I am having troubles finding out $P(A)$ and $P(B)$ in the following problem:
The specificity of a test is $99.6\%$ and the sensitivity is $99.7\%$. $1\%$ is expected to have had an infection at some point. We are interested in the probability of having been infected . Define the events $A = \text{"Have had an infection”}$ and $B = \text{”test is positive”}$.
What are the odds for $A$ given the evidence $B$?
I know that I need to calculate $P(A|B) = \frac{P(B|A)P(A)}{P(B)}$ but how do I find $P(A)$ and $P(B)$ from the information given?
In the information it is given that '$1\%$ is expected to have had it at some point', which in this question translates to $\mathbb{P}(A) = 0.01$.

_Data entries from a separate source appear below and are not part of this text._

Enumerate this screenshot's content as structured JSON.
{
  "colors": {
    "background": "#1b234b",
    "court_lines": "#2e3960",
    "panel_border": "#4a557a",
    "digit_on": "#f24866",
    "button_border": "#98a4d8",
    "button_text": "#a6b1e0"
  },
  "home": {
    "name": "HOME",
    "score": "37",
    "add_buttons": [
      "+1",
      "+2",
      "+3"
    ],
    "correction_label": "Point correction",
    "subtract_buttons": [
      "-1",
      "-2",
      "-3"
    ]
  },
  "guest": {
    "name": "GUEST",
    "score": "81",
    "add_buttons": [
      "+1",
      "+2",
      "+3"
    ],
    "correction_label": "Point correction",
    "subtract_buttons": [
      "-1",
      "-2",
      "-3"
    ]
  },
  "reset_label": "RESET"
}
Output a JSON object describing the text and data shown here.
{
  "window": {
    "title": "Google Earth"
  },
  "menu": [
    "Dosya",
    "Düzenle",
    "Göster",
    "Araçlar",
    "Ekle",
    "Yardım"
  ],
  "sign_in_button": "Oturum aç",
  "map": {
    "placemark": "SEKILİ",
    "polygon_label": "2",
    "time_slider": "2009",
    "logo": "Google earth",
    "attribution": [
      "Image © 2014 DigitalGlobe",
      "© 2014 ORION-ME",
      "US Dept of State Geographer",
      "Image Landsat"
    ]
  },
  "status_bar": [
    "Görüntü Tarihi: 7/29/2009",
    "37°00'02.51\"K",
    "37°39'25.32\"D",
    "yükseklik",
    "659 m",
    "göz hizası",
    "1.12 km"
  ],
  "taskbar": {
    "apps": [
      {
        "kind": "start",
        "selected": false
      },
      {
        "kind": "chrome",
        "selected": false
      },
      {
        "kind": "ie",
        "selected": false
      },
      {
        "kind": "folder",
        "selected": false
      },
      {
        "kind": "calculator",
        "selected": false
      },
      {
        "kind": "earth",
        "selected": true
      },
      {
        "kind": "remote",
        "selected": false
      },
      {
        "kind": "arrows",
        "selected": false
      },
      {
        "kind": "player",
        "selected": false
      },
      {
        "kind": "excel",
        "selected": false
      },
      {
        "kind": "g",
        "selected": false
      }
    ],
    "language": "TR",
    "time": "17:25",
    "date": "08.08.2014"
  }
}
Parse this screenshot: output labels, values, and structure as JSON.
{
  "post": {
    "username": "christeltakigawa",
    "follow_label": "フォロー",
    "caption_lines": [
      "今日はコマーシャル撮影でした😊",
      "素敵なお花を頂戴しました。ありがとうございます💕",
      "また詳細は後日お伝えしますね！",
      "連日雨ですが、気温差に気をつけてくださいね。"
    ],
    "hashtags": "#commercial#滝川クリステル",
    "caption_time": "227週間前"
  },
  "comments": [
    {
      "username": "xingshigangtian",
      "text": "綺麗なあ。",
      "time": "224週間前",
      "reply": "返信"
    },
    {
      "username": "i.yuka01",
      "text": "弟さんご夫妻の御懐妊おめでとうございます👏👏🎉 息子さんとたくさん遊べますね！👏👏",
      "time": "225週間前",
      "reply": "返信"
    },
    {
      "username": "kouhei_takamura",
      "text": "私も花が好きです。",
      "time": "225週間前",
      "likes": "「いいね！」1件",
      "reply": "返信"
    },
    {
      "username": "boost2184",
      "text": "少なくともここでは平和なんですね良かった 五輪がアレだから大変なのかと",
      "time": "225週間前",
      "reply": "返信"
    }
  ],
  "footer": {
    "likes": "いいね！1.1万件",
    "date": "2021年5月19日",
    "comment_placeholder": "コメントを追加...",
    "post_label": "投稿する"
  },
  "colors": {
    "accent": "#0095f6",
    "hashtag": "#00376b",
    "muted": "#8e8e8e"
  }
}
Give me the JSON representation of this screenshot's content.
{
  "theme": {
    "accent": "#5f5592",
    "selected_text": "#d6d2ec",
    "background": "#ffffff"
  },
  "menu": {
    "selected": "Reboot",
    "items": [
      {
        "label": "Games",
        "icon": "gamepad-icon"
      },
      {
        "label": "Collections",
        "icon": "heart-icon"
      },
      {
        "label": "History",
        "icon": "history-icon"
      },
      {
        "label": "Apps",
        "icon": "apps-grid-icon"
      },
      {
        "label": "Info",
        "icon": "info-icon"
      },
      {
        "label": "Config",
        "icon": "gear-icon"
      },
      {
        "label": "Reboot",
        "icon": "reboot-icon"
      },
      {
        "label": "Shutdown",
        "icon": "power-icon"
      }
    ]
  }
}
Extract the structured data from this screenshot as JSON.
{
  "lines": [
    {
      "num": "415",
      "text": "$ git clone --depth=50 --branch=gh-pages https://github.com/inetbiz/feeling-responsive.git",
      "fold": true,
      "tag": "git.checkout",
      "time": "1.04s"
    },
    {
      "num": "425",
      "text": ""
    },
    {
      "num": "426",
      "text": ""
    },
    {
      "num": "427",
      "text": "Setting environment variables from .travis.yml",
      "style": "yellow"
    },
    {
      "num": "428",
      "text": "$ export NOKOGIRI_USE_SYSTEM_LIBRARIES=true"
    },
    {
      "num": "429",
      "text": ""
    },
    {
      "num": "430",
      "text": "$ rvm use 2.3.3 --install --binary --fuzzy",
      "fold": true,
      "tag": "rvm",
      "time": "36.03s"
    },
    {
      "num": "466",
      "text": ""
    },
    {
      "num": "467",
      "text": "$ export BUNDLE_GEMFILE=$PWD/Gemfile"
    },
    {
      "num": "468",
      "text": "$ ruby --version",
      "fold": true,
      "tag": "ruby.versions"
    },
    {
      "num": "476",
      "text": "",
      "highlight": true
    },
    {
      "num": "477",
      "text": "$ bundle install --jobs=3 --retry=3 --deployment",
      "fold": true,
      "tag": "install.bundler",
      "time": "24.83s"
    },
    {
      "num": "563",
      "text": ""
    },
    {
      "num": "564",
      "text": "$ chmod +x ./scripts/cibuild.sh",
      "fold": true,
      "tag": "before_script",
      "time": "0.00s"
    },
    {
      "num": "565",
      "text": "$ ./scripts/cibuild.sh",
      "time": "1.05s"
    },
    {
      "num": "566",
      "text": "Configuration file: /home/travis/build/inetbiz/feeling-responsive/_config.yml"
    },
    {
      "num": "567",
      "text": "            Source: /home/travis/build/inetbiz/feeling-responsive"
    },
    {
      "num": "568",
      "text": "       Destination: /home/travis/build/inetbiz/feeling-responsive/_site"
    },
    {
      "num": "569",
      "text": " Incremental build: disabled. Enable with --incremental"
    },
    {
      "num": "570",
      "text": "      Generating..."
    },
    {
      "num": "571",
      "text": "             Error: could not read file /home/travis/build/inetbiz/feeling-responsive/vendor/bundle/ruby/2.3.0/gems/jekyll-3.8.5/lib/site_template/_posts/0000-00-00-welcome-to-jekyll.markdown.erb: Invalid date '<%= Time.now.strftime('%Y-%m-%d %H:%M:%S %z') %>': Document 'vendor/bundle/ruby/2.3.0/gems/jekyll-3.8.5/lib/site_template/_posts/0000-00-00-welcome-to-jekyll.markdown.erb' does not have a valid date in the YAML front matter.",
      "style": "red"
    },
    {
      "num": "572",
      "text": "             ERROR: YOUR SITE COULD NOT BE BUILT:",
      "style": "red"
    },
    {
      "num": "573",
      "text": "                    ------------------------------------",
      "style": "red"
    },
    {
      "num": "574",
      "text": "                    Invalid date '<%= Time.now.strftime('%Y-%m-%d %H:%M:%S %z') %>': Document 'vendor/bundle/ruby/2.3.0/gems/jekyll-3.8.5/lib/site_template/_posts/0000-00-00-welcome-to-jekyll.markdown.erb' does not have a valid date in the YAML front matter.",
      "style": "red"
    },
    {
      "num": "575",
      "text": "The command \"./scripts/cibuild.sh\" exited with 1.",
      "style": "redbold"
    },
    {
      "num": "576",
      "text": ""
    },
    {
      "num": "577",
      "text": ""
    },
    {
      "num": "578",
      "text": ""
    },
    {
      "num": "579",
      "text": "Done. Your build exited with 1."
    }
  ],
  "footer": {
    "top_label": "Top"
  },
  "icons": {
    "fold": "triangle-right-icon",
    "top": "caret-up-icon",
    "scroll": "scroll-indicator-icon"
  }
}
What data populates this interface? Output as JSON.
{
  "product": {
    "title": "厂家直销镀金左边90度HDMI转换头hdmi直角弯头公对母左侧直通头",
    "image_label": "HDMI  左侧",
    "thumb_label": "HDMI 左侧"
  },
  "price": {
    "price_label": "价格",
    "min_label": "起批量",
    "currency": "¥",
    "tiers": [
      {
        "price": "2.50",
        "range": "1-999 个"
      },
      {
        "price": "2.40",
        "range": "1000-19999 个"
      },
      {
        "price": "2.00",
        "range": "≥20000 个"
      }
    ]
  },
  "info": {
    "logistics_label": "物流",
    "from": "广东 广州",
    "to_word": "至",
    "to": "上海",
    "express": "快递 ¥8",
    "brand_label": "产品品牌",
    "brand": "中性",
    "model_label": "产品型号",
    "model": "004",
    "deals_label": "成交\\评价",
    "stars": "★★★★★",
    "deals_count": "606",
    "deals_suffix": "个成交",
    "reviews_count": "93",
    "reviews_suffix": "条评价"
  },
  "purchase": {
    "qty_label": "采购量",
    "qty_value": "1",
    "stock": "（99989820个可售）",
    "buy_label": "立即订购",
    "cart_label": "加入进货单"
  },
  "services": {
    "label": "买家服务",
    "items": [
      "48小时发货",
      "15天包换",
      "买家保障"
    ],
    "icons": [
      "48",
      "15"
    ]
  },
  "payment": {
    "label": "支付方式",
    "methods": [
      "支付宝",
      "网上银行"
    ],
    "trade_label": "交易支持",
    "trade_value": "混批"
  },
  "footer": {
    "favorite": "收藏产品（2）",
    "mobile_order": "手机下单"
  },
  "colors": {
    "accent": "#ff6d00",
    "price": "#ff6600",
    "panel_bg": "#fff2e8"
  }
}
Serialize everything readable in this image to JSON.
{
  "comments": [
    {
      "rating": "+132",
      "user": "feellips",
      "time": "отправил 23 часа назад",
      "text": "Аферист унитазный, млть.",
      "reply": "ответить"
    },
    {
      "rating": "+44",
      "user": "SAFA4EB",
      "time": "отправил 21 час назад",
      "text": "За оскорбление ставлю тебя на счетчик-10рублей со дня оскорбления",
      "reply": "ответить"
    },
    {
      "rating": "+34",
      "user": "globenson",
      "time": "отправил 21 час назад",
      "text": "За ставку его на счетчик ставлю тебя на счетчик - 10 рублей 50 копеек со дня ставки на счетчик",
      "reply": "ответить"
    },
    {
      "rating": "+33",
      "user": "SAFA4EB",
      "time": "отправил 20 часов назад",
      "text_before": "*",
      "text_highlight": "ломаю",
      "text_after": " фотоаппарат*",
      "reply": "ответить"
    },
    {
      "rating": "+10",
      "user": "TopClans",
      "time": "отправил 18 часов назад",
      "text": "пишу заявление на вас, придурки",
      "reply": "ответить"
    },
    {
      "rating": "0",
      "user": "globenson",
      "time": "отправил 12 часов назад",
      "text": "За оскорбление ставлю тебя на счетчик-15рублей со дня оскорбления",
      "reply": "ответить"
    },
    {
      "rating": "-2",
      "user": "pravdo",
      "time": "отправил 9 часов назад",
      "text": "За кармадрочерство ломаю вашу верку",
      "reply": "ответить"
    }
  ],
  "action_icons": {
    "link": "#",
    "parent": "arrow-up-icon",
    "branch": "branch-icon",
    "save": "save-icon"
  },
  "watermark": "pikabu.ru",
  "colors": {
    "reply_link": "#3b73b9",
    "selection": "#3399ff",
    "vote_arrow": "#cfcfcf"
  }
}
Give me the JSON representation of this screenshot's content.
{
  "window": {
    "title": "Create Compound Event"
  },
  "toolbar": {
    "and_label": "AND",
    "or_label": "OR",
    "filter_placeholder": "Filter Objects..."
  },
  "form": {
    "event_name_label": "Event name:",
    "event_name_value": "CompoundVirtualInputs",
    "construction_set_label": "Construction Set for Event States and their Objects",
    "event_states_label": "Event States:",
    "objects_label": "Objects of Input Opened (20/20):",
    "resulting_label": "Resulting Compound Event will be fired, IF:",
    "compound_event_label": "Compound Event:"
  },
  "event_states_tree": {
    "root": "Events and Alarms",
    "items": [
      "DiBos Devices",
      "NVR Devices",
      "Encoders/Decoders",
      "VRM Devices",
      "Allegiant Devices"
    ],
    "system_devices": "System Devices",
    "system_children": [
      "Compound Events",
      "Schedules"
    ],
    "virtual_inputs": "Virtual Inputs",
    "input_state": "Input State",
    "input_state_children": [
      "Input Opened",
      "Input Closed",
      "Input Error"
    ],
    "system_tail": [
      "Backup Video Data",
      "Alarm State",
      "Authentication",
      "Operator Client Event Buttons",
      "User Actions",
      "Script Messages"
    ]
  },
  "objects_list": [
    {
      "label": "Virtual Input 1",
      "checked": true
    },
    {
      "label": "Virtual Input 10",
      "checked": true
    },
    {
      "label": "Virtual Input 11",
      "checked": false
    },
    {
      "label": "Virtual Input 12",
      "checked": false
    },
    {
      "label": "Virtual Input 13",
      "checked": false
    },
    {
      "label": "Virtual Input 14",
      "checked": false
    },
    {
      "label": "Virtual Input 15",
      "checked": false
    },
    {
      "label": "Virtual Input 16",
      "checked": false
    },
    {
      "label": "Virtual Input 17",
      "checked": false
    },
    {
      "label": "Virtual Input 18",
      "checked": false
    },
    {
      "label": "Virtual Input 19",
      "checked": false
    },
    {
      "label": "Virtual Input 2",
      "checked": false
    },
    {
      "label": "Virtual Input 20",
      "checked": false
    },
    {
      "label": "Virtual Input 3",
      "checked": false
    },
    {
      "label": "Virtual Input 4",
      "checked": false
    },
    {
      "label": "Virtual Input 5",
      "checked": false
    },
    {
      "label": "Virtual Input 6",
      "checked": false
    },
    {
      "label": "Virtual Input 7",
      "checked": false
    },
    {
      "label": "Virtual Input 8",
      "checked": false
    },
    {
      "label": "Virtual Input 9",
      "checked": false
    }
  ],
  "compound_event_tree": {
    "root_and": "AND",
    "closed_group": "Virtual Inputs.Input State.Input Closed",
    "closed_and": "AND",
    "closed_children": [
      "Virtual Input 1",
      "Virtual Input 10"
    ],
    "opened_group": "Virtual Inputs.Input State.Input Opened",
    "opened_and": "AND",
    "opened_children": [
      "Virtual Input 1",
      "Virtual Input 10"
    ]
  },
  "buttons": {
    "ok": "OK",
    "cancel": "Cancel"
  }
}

A trick in using Bayes' formula is to rewrite the denominator in terms of conditional probabilities. That is, we can write: \begin{align*} \mathbb{P}(B) = \mathbb{P}(B | A^c)\mathbb{P}(A^c) + \mathbb{P}(B | A)\mathbb{P}(A) = (1-\mathbb{P}(B^c | A^c))\mathbb{P}(A^c) + \mathbb{P}(B | A)\mathbb{P}(A) \end{align*} and all the probabilities in the latter expression are given in the question.